Veronica Mars and I used to be friends a long time ago, but then she suddenly disappeared from television, leaving a cliffhanger in her wake. The series had a rabid following but it wasn’t quite sizeable enough to persevere. It didn’t seem there was any hope for a proper resolution, but then creator Rob Thomas went to Kickstarter to crowdfund a television movie. Lo and behold, in literally record time he had enough dosh to make a go of it.
Veronica (Kristen Bell) is the daughter of police officer-turned-private-investigator Keith Mars (Enrico Colantoni) and she does her own share of professional snooping. This worries the affable dad and makes him proud in equal measure. There are plenty of things for Veronica to investigate at the high school she attends during the orginal series. The mysteries range from minor stuff to rape and season-spanning murder cases. As a high school is the backdrop, there is also plenty of relationship drama. The city in which it all takes place – the fictional Neptune, California – is typified by corrupt police and a wide divide between the rich and the poor. Snappy dialogue abounds. Think Buffy minus the supernatural. The demons here are just people behaving badly and with everyone acting all noir, there is no need for a Hellmouth to create conflict.

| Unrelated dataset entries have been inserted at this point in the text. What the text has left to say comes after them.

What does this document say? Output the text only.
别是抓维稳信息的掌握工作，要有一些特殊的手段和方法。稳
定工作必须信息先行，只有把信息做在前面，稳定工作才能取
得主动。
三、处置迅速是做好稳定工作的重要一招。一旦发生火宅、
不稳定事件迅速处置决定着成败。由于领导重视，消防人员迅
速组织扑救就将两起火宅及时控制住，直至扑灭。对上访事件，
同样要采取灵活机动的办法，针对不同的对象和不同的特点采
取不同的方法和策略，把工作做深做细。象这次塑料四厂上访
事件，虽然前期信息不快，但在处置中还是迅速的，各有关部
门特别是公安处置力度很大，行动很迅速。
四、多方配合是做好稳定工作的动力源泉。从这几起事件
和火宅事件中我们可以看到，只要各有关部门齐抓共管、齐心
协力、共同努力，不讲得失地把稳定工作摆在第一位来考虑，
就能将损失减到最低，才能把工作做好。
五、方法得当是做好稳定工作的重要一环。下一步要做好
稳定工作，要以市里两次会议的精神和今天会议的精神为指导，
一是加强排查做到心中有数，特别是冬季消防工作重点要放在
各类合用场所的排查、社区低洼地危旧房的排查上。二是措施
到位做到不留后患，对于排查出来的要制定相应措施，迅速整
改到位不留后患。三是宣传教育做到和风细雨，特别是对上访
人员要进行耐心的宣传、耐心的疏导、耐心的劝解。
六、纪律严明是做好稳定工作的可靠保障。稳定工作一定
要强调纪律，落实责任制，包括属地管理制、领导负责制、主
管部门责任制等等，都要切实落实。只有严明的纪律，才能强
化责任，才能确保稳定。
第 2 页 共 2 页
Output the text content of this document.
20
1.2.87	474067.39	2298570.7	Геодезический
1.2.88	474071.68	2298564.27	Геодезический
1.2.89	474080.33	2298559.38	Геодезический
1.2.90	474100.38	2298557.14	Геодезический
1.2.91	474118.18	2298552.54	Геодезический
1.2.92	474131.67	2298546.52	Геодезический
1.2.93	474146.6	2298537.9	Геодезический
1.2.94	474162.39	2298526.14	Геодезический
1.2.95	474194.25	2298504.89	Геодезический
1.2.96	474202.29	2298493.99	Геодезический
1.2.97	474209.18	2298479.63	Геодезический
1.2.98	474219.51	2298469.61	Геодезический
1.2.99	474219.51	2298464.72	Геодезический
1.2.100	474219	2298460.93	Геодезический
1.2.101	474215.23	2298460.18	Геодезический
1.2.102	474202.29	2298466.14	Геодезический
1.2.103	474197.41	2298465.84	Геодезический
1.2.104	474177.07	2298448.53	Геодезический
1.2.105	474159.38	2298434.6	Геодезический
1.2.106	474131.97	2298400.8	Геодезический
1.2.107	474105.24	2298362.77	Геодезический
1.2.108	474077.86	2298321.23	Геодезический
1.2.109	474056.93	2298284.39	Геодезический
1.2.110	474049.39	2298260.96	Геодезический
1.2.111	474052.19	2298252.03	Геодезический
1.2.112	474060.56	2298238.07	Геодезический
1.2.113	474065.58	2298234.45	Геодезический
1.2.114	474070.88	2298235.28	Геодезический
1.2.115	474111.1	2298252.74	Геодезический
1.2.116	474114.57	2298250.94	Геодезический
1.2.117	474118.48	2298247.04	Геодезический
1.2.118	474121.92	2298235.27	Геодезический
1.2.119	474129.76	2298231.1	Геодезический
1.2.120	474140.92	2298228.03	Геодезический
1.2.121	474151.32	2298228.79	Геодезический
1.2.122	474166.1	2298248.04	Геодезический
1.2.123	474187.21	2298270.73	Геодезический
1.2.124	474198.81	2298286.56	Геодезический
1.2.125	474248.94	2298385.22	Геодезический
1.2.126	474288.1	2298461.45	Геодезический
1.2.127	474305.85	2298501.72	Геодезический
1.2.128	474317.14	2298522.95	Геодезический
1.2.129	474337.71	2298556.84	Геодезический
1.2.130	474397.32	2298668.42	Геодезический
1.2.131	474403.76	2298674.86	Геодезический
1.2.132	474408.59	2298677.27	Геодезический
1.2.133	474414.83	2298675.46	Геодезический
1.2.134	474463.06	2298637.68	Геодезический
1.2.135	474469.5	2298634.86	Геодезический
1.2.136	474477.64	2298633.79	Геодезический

This time around, Veronica is drawn back into a web of intrigue when her former love interest Logan (Jason Dohring) is accused of killing his girlfriend. She has to weigh her potentially bright future at a law firm against a financially less appealing career as a private detective. Is this investigation one last fling or will the old team she reassembles be in it for the long haul? Whatever the murder case may be, it will of course lead to deadly peril.
You can watch the movie without having seen the series, as it provides the basic information you need. But you will likely not enjoy it as much as someone who is a fan already. A lot of it will fly over your head unnoticed and unappreciated. And though the film is entertaining in its own right, it does feel more like a nice addendum to the series rather than something that should stand on its own. The cast is clearly eager to be back together and chemistry abounds, though the movie doesn’t totally recapture the magic of the series. The texture and flow of a movie feels like an odd fit for Veronica Mars; it’s a sprint for a series that did the marathon very well.
Still, Veronica Mars – The Movie, does exactly what it should do. It provides closure to the fans who Kickstarted the film, while leaving the door open for more Veronica Mars in the future.